8. The parties hereto agree
that they will, from time to time, execute, acknowledge and deliver, or cause to be executed, acknowledged and delivered, such supplements, amendments and modifications hereto, and
such further instruments as may reasonably be required for correcting any inadequate, or incorrect, or amended description of the Property or the Minimum Improvements or for carrying
out the expressed intention of this Agreement, including, without limitation, any further instruments required to delete from the description of the Property such part or parts as may
be included within a separate assessment agreement.
9. Except as provided in Section 8 of this Agreement, this Agreement may not be amended nor any of its terms modified except by a writing authorized and executed by all parties hereto.
10. This
Agreement may be simultaneously executed in several counterparts, each of which shall be an original and all of which shall constitute but one and the same instrument.
11. This Agreement
shall be governed by and construed in accordance with the laws of the State of Minnesota.

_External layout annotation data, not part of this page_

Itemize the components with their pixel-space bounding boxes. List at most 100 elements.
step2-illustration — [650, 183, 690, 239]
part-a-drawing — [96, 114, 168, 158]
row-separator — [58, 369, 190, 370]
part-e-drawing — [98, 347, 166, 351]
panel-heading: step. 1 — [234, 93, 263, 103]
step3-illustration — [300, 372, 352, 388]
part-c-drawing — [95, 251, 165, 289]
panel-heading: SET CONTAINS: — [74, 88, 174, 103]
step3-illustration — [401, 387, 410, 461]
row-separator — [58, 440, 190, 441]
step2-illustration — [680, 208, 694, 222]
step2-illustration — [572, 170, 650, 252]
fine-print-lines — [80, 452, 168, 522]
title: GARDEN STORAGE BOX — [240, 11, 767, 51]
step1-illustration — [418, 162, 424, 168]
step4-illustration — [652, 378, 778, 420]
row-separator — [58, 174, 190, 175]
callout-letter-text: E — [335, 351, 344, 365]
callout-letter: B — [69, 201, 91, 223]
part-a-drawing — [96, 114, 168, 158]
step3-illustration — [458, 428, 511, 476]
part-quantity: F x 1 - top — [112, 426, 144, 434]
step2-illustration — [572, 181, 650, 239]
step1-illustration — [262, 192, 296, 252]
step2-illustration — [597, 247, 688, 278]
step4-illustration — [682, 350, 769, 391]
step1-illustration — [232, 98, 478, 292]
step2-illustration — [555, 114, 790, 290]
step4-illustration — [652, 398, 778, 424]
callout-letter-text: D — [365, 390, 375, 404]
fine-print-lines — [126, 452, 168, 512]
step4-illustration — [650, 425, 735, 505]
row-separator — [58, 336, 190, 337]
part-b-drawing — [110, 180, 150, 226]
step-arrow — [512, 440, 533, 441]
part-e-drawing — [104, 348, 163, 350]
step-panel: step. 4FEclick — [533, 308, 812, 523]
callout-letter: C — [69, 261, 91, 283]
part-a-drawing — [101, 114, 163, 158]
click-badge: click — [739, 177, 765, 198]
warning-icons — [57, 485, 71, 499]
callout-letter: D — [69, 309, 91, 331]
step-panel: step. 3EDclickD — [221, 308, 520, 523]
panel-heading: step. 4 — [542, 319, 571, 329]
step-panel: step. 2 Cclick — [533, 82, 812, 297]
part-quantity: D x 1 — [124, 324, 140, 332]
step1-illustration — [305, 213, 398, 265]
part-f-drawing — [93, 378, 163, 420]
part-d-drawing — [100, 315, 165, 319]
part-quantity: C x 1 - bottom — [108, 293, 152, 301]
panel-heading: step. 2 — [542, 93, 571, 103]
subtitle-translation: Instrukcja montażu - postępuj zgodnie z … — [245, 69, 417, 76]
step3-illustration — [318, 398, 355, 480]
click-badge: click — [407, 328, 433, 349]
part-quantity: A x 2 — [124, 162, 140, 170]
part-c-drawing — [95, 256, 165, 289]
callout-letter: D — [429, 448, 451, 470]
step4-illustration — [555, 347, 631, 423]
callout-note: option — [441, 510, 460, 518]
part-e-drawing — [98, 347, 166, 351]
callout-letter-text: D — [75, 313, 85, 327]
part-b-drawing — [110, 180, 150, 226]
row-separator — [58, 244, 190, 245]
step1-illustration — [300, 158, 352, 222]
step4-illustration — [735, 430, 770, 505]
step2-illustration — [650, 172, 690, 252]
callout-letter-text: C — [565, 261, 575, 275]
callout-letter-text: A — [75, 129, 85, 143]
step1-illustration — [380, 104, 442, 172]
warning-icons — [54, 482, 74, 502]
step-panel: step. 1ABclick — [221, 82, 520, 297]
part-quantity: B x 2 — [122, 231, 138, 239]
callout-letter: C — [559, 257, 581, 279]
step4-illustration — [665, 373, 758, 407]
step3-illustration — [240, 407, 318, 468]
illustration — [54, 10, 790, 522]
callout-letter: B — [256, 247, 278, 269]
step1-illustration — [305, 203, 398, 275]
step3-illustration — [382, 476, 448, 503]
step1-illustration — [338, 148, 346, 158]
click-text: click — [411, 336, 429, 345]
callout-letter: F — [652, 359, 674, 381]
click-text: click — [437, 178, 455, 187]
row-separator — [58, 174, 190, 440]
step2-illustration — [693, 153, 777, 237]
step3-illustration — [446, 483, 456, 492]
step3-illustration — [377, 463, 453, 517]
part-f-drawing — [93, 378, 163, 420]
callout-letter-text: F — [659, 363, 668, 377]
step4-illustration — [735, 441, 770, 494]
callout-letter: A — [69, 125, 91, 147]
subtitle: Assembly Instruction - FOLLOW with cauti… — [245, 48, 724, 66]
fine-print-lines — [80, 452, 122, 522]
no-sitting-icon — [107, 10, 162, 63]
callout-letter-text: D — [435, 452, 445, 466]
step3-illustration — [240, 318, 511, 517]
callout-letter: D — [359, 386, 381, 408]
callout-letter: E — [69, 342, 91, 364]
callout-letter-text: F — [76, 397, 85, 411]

COLUMBIA HEIGHTS ECONOMIC DEVELOPMENT AUTHORITY
By
Its President
By
Its Executive
Director
STATE OF MINNESOTA )
) SS.
COUNTY OF ANOKA )
The foregoing instrument was acknowledged before me this ____ day of ________, 2017 by Marlaine Szurek and Walter R. Fehst,
the President and Executive Director of the Columbia Heights Economic Development Authority, on behalf of the Authority.
Notary Public
COLUMBIA HEIGHTS LEASED HOUSING ASSOCIATES III, LLLP, a Minnesota Limited Liability Limited Partnership
By: Columbia Heights Leased Housing Associates III, LLC
Its General Partner
By
________________________________________
Owen Metz
Its Authorized Representative
STATE OF MINNESOTA )
) SS.
COUNTY OF __________ )
The foregoing instrument was acknowledged
before me this _____ day of _____________, 2017 by Owen Metz, the Authorized Representative of Columbia Heights Leased Housing Associates III, LLC, a Minnesota limited liability company,
the General Partner of Columbia Heights Leased Housing Associates III, LLLP, a Minnesota limited liability limited partnership, on behalf of the partnership.
Notary
Public
CERTIFICATION BY COUNTY ASSESSOR
The undersigned, having reviewed the plans and specifications for the improvements to be constructed and the market value assigned to the land upon
which the improvements are to be constructed, hereby certifies as follows: The undersigned Assessor, being legally responsible for the assessment of the above described property, hereby
certifies that the values assigned to the land and improvements are reasonable.
Anoka County Assessor
STATE OF MINNESOTA )
) ss
COUNTY OF ANOKA )
The foregoing instrument
was acknowledged before me this ___ day of ____________, 2017, by _____________________, the Assessor of Anoka County.
Notary Public
EXHIBIT A of ASSESSMENT AGREEMENT
Legal Description of Property
Lots 1 and 2, Block 1, Grand Central Lofts, Anoka County, Minnesota
And
Outlot A, Grand Central Lofts, according
to the recorded plat thereof, Anoka County, Minnesota.